According to HIS president Na’eel A. Cajee ’10, the annual Islam Awareness Week seeks to raise awareness among the student body not only about specific beliefs and practices associated with Islam but also about the multiculturalism to be found among Islamic peoples.

“They say that the religion itself can be likened to a clear river,” Cajee said. “When it flows over China, it looks Chinese; when it flows over Africa, it looks African.”

Lipman’s talk, titled “Spotlight on: Chinese Muslims” and jointly organized with the Chinese Students Association, stressed similar points. He described the diversity of Chinese Muslims, who vary from practicing Turkic-speaking Uyghurs in the west to non-practicing Chinese-speaking descendents of Muslims in the east.

“I wanted to mess with [audience members’] minds,” he said in an interview after the event. “The idea that ‘Muslim’ and ‘Chinese’ are whole homogenous black-box categories—that you are either Chinese or Muslim—is just not reality.”

Lipman, also a history professor at Mount Holyoke, said he was careful to distinguish culture, ethnicity, and religion in his speech. Different aspects of a person’s identity can be reconciled in many different ways, he added.

“You carry your ethnicity on your ID card,” he said. “You carry your religion in your heart.”
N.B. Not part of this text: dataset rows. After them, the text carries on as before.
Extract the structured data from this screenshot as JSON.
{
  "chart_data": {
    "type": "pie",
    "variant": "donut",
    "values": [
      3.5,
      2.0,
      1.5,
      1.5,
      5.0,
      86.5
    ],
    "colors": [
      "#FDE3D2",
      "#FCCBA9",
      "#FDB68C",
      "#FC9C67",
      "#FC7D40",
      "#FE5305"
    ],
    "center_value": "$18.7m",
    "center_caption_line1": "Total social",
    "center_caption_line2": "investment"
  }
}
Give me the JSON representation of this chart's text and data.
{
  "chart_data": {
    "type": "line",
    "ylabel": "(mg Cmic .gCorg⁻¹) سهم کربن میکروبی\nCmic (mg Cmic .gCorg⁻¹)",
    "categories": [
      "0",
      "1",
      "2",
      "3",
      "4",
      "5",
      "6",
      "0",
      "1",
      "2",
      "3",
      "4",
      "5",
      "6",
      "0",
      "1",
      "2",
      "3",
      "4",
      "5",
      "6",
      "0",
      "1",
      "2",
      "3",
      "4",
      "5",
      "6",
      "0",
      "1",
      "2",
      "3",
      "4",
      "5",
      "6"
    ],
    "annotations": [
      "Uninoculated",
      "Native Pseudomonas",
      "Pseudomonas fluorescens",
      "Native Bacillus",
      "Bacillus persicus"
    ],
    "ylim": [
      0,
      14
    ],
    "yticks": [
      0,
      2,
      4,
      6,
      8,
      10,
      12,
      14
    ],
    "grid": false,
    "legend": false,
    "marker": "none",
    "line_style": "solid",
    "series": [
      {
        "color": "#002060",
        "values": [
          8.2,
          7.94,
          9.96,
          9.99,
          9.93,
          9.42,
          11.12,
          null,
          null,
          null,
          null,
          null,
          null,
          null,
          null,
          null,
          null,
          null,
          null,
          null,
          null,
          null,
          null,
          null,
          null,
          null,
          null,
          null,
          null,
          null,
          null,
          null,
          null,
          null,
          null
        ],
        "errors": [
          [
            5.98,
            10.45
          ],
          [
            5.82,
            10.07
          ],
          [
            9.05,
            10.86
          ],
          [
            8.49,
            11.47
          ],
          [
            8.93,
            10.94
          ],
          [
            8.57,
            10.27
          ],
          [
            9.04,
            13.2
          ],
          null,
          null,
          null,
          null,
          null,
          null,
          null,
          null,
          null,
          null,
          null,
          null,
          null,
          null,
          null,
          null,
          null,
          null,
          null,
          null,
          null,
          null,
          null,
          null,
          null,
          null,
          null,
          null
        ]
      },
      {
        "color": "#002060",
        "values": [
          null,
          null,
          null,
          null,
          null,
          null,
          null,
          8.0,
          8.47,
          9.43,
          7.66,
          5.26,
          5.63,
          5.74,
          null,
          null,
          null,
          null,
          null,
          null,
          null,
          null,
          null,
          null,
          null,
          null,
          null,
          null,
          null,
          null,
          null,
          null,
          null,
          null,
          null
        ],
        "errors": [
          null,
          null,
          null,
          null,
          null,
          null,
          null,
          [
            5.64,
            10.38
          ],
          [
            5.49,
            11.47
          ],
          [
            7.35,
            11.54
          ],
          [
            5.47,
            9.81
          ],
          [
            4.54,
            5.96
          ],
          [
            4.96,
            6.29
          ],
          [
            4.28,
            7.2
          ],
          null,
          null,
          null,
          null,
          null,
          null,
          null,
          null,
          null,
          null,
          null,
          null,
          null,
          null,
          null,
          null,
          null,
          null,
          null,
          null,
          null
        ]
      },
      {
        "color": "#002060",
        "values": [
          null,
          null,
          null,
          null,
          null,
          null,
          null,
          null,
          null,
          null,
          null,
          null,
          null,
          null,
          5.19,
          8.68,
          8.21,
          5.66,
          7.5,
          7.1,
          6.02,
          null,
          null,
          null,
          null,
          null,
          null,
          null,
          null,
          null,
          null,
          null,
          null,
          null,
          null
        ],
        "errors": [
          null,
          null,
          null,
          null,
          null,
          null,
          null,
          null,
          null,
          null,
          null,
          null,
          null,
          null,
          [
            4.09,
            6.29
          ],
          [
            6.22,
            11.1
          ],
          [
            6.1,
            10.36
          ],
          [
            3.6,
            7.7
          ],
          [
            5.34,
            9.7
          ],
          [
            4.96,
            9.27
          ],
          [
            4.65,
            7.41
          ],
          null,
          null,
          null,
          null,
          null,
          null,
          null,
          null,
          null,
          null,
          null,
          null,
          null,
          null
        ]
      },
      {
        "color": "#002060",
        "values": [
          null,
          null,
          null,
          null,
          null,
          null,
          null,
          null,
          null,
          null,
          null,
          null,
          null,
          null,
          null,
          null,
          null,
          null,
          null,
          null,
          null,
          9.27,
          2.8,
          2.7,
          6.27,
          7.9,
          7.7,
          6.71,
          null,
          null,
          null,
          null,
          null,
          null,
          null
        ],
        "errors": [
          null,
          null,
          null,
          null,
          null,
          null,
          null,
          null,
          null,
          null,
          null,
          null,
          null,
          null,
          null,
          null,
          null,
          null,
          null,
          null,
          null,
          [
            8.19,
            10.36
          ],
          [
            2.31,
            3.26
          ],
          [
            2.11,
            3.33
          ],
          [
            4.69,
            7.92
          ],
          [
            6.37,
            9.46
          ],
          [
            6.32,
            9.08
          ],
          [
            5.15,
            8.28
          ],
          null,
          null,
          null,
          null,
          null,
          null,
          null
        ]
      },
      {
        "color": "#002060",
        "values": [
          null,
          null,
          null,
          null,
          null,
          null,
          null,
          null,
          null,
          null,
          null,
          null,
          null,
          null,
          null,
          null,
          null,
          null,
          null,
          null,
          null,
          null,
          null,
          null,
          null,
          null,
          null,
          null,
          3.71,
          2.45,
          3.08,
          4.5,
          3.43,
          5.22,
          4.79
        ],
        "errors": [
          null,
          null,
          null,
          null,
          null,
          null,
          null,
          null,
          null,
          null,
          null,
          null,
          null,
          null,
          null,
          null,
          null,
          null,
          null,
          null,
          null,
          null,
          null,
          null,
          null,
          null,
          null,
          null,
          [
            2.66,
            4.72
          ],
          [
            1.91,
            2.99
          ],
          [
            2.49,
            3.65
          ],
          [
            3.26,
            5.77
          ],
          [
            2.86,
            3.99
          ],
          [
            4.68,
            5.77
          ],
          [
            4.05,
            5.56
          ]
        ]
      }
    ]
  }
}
Lipman also touched on the politics of Islam in China. He mentioned that the government’s statistical categorization of Muslims could reductively split the Muslim population into forced groups, an effect harmful to the ummah—or sacred sense of unity—of the Islamic community there. He also said that the translation of Islamic concepts into Chinese, a language with no monotheistic verbiage, poses a particular challenge.

Several students, who did not attend the speech, said they felt well-informed about Islam already and found Harvard to be a religiously tolerant environment. Similarly, Professor David G. Mitten, faculty advisor to HIS, said that Harvard students and administration have upheld an actively sympathetic relationship with the Islamic community.

“I don’t know of any cases where individuals have been victims of prejudice or discrimination,” he said.

But he added that this does not make the awareness week unnecessary, as he credited it with helping improve the relationship.